In pratica, le aziende si troverebbero a raccogliere e gestire dati sensibili in modo del tutto improvvisato, senza alcuna specifica preparazione, con presumibilmente nessuna precisa indicazione nel loro “Manuale GDPR”. Col rischio quindi di contestazioni, ricorsi, denunce etc. Anche perché, lo ricordiamo, il citato “Protocollo condiviso” non ha alcuna valenza giuridica di legge, ma costituisce una pura e semplice “raccomandazione”.
Questa preoccupazione trova piena conferma nella nota del Garante della privacy del 02 marzo 2020 (cliccare qui) che esplicitamente scrive: “I datori di lavoro devono invece astenersi dal raccogliere, a priori e in modo sistematico e generalizzato, anche attraverso specifiche richieste al singolo lavoratore o indagini non consentite, informazioni sulla presenza di eventuali sintomi influenzali del lavoratore e dei suoi contatti più stretti o comunque rientranti nella sfera extra lavorativa. La finalità di prevenzione dalla diffusione del Coronavirus deve infatti essere svolta da soggetti che istituzionalmente esercitano queste funzioni in modo qualificato”.

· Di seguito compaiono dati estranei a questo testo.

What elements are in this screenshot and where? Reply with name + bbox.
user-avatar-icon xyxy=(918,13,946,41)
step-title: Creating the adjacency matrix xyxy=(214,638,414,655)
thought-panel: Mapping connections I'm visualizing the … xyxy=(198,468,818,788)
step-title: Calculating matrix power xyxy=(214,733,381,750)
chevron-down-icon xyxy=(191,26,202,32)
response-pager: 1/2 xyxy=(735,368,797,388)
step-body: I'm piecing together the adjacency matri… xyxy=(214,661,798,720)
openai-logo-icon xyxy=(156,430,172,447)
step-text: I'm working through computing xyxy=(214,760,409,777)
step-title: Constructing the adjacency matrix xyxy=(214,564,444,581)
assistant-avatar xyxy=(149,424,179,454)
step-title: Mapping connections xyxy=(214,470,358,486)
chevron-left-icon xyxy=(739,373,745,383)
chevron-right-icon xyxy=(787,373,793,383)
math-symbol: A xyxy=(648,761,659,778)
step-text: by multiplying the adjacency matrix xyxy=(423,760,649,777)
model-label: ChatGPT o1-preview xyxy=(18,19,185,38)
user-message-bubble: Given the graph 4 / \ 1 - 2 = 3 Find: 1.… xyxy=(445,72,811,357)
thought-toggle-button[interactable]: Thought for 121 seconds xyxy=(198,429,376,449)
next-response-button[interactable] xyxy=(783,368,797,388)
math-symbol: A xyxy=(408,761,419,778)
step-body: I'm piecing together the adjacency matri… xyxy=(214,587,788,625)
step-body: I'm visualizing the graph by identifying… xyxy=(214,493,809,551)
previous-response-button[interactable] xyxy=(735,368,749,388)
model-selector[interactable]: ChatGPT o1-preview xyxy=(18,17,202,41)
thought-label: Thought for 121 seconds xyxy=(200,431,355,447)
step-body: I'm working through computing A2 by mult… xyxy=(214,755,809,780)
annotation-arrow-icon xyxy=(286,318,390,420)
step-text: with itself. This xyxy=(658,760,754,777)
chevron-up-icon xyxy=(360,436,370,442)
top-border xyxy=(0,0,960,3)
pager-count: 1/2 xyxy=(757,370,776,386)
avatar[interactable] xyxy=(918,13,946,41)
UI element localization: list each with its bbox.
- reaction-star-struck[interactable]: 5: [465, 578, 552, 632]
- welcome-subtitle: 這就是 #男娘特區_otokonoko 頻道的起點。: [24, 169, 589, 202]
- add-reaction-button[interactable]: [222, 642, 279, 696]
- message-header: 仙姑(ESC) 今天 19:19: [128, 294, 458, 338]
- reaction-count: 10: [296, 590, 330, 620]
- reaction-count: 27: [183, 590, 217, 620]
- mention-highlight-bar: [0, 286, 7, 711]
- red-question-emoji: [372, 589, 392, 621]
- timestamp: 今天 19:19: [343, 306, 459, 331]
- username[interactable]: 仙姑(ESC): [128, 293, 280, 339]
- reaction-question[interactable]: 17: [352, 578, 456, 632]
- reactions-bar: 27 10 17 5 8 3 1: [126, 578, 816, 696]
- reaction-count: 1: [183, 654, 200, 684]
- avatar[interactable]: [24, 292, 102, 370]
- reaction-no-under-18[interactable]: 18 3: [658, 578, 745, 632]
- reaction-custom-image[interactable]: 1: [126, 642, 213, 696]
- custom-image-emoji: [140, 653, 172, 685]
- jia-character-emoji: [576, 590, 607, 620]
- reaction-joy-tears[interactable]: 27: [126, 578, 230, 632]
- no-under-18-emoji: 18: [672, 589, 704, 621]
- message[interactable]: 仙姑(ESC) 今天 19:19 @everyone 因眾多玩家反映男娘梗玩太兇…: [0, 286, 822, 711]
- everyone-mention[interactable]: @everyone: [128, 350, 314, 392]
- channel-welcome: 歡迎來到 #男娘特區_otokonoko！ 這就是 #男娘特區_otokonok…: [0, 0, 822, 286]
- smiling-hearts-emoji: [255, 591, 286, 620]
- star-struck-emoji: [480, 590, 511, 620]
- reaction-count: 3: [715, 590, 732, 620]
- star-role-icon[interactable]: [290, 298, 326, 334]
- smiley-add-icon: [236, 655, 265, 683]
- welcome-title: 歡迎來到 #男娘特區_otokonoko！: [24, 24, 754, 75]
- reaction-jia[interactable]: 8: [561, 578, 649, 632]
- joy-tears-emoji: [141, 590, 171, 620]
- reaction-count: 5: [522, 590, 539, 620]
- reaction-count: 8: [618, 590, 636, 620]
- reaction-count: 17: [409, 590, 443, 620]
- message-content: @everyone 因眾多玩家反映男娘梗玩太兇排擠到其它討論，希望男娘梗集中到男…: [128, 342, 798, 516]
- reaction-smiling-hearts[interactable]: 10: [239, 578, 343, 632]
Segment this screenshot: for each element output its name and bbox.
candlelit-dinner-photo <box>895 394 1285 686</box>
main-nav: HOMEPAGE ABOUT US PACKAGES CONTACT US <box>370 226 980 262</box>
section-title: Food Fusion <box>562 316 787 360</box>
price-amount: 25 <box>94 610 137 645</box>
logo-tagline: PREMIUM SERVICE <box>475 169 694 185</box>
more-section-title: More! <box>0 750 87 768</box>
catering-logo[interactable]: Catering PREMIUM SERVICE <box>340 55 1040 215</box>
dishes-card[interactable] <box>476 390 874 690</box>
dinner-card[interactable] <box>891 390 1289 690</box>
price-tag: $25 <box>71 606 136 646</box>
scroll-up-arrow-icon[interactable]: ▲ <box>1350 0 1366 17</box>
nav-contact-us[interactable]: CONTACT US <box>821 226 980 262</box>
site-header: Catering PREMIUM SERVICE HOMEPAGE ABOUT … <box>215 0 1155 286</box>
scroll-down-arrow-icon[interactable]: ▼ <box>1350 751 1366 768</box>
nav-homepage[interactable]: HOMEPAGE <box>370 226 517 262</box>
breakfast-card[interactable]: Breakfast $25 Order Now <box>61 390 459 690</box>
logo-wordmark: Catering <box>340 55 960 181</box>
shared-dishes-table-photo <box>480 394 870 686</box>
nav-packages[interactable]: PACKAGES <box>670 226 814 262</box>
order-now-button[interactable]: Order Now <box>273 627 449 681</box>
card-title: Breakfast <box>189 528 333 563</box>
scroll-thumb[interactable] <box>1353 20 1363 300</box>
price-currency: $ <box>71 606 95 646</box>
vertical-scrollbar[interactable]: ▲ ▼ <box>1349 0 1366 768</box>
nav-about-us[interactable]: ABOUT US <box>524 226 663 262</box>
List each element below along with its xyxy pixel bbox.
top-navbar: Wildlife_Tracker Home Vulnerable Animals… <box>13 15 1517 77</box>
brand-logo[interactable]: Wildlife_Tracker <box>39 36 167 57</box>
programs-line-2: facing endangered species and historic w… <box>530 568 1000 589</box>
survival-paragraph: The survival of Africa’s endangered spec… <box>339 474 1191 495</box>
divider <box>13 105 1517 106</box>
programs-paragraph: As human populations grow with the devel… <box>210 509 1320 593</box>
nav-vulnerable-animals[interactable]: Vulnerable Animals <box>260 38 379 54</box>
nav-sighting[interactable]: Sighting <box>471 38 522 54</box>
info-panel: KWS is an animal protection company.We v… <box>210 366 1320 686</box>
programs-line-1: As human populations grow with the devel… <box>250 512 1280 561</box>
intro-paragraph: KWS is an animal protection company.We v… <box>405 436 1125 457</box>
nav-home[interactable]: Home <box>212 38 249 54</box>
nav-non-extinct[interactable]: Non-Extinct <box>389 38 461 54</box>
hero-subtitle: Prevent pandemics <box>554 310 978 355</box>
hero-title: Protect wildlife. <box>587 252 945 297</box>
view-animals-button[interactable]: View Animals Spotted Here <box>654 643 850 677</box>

Come già consigliato nella nostra precedente analisi, raccomandiamo di non rilevare la temperatura corporea, limitandosi a sottoporre ai lavoratori e ai soggetti in ingresso in azienda una autodichiarazione di non avare sintomi simil-influenzali, con la dovuta genericità. Riguardo alla provenienza da aree a rischio, ormai pare avere poco senso, tenuto conto della diffusione del contagio.